Last to speak on the issue was Professor Peter Ramsay, who began by emphasising that although he personally disagreed with the implementation of the protocol, Brexit nevertheless marked a phenomenological change whereby the “Irish Question” had now become the “British Question”.

What he meant by this, he explained, was that Ireland now had the self-confidence to define itself as a cohesive whole – that is, to identify clear-cut Irish cultural mores – while Britain meanwhile had fallen into an identity crisis.

He pointed to a decline in the influence of the Crown, State religion and the Welfare State as symptoms of this identity crisis, and that what the protocol had proven was that Northern Ireland was a part of the UK in name only.

As always, this debate made for lively conversation on the audience floor, and when the chair opened it up to questions, some more complex issues around segregated schools and discrimination against travellers, people with disabilities and minorities, were broached with the panel.
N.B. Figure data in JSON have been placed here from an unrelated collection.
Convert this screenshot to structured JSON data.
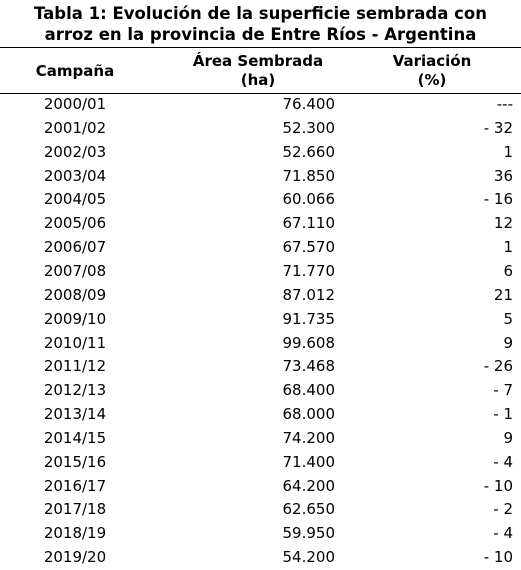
{
  "title": [
    "Tabla 1: Evolución de la superficie sembrada con",
    "arroz en la provincia de Entre Ríos - Argentina"
  ],
  "table": {
    "headers": [
      [
        "Campaña"
      ],
      [
        "Área Sembrada",
        "(ha)"
      ],
      [
        "Variación",
        "(%)"
      ]
    ],
    "rows": [
      [
        "2000/01",
        "76.400",
        "---"
      ],
      [
        "2001/02",
        "52.300",
        "- 32"
      ],
      [
        "2002/03",
        "52.660",
        "1"
      ],
      [
        "2003/04",
        "71.850",
        "36"
      ],
      [
        "2004/05",
        "60.066",
        "- 16"
      ],
      [
        "2005/06",
        "67.110",
        "12"
      ],
      [
        "2006/07",
        "67.570",
        "1"
      ],
      [
        "2007/08",
        "71.770",
        "6"
      ],
      [
        "2008/09",
        "87.012",
        "21"
      ],
      [
        "2009/10",
        "91.735",
        "5"
      ],
      [
        "2010/11",
        "99.608",
        "9"
      ],
      [
        "2011/12",
        "73.468",
        "- 26"
      ],
      [
        "2012/13",
        "68.400",
        "- 7"
      ],
      [
        "2013/14",
        "68.000",
        "- 1"
      ],
      [
        "2014/15",
        "74.200",
        "9"
      ],
      [
        "2015/16",
        "71.400",
        "- 4"
      ],
      [
        "2016/17",
        "64.200",
        "- 10"
      ],
      [
        "2017/18",
        "62.650",
        "- 2"
      ],
      [
        "2018/19",
        "59.950",
        "- 4"
      ],
      [
        "2019/20",
        "54.200",
        "- 10"
      ]
    ]
  }
}
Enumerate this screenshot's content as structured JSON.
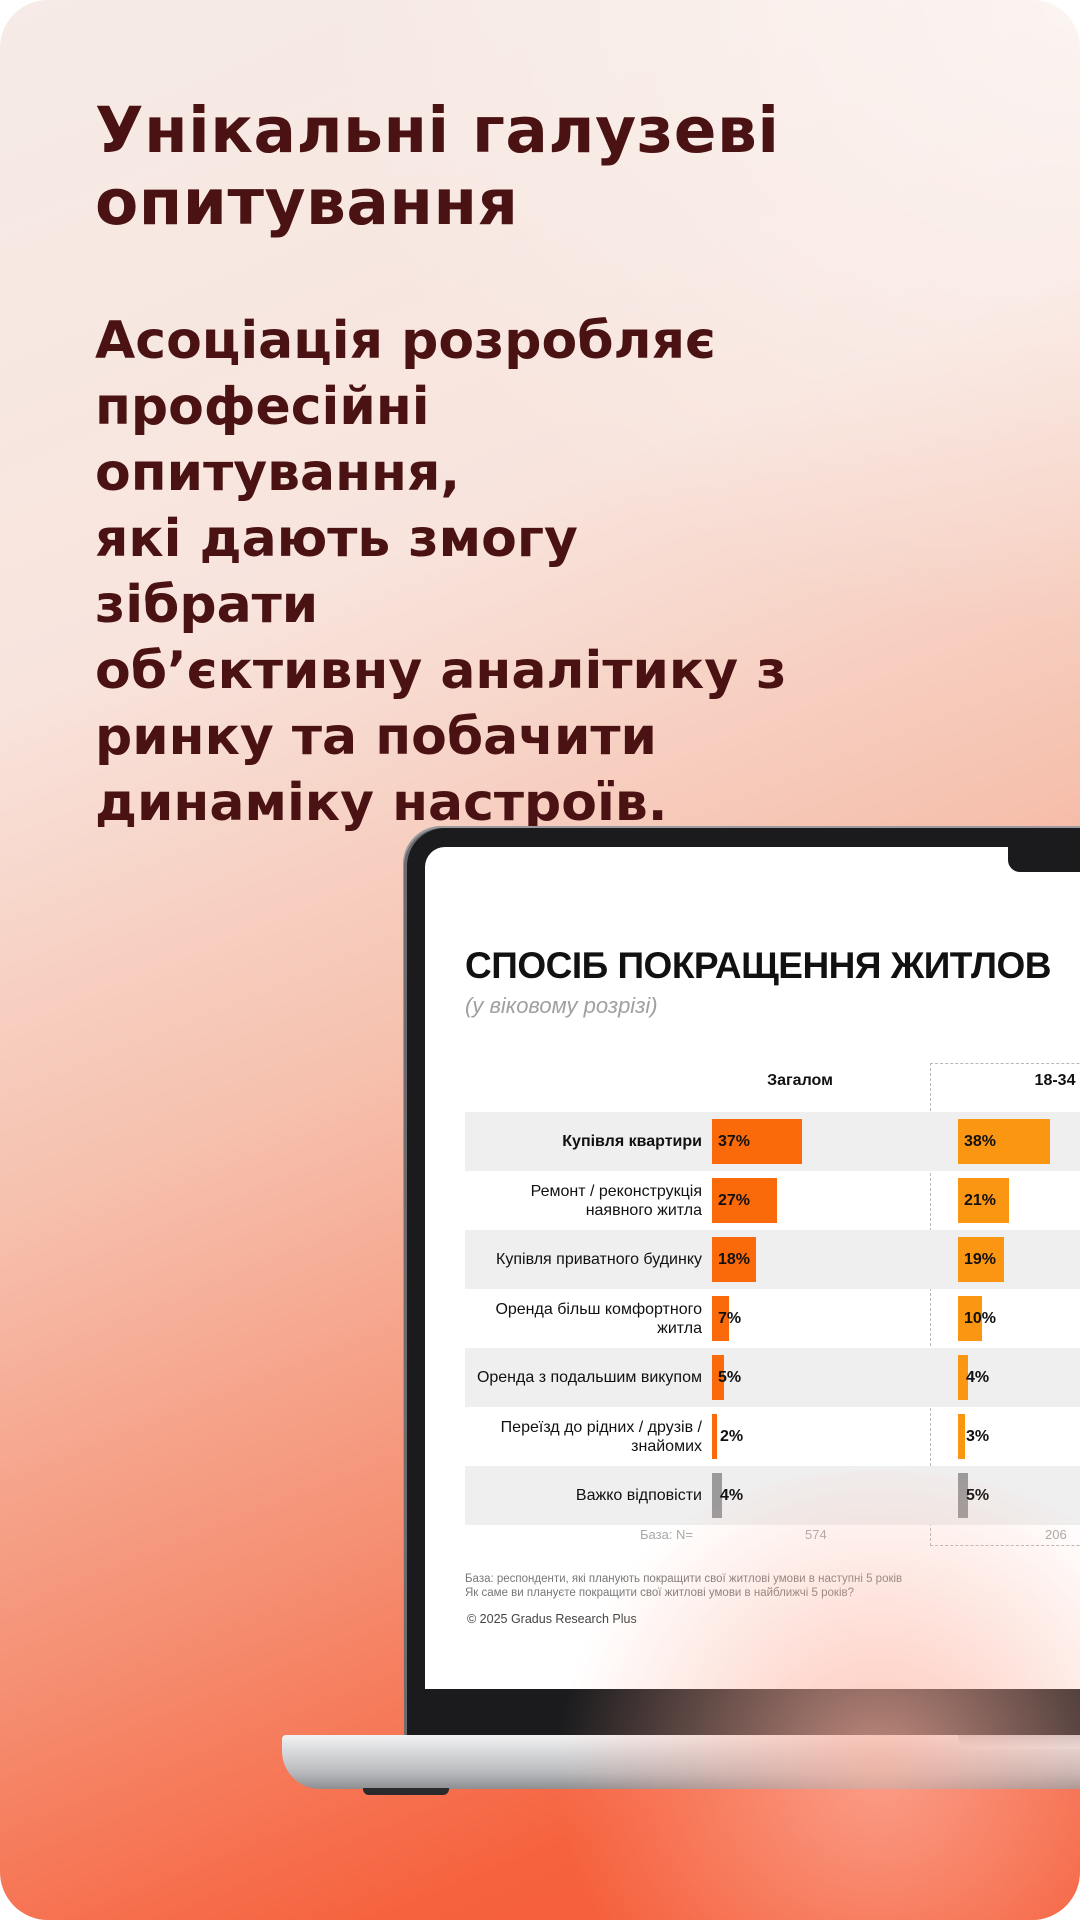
{
  "headline": "Унікальні галузеві опитування",
  "body": "Асоціація розробляє\nпрофесійні опитування,\nякі дають змогу зібрати\nоб’єктивну аналітику з\nринку та побачити\nдинаміку настроїв.",
  "chart_data": {
    "type": "bar",
    "orientation": "horizontal",
    "title": "СПОСІБ ПОКРАЩЕННЯ ЖИТЛОВ",
    "subtitle": "(у віковому розрізі)",
    "categories": [
      "Купівля квартири",
      "Ремонт / реконструкція наявного житла",
      "Купівля приватного будинку",
      "Оренда більш комфортного житла",
      "Оренда з подальшим викупом",
      "Переїзд до рідних / друзів / знайомих",
      "Важко відповісти"
    ],
    "category_lines": [
      [
        "Купівля квартири"
      ],
      [
        "Ремонт / реконструкція",
        "наявного житла"
      ],
      [
        "Купівля приватного будинку"
      ],
      [
        "Оренда більш комфортного",
        "житла"
      ],
      [
        "Оренда з подальшим викупом"
      ],
      [
        "Переїзд до рідних / друзів /",
        "знайомих"
      ],
      [
        "Важко відповісти"
      ]
    ],
    "series": [
      {
        "name": "Загалом",
        "values": [
          37,
          27,
          18,
          7,
          5,
          2,
          4
        ],
        "base": "574",
        "color": "#fa6a0a",
        "na_color": "#9a9a9a"
      },
      {
        "name": "18-34",
        "values": [
          38,
          21,
          19,
          10,
          4,
          3,
          5
        ],
        "base": "206",
        "color": "#fb9612",
        "na_color": "#9a9a9a"
      }
    ],
    "value_labels": [
      [
        "37%",
        "27%",
        "18%",
        "7%",
        "5%",
        "2%",
        "4%"
      ],
      [
        "38%",
        "21%",
        "19%",
        "10%",
        "4%",
        "3%",
        "5%"
      ]
    ],
    "base_label": "База: N=",
    "footnote_lines": [
      "База: респонденти, які планують покращити свої житлові умови в наступні 5 років",
      "Як саме ви плануєте покращити свої житлові умови в найближчі 5 років?"
    ],
    "copyright": "© 2025 Gradus Research Plus"
  }
}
Although these issues were only touched upon, it gave the distinct impression that there was a lot more around the issue of reunification that could have been discussed.

Nevertheless, as Andrée Murphy pointed out, these conversations have to start somewhere, and now that Brexit has moved the issue once again into the political mainstream – that is, out of the boardroom and into homes, pubs and dugouts at football matches – things are only likely to gather more steam as time goes on.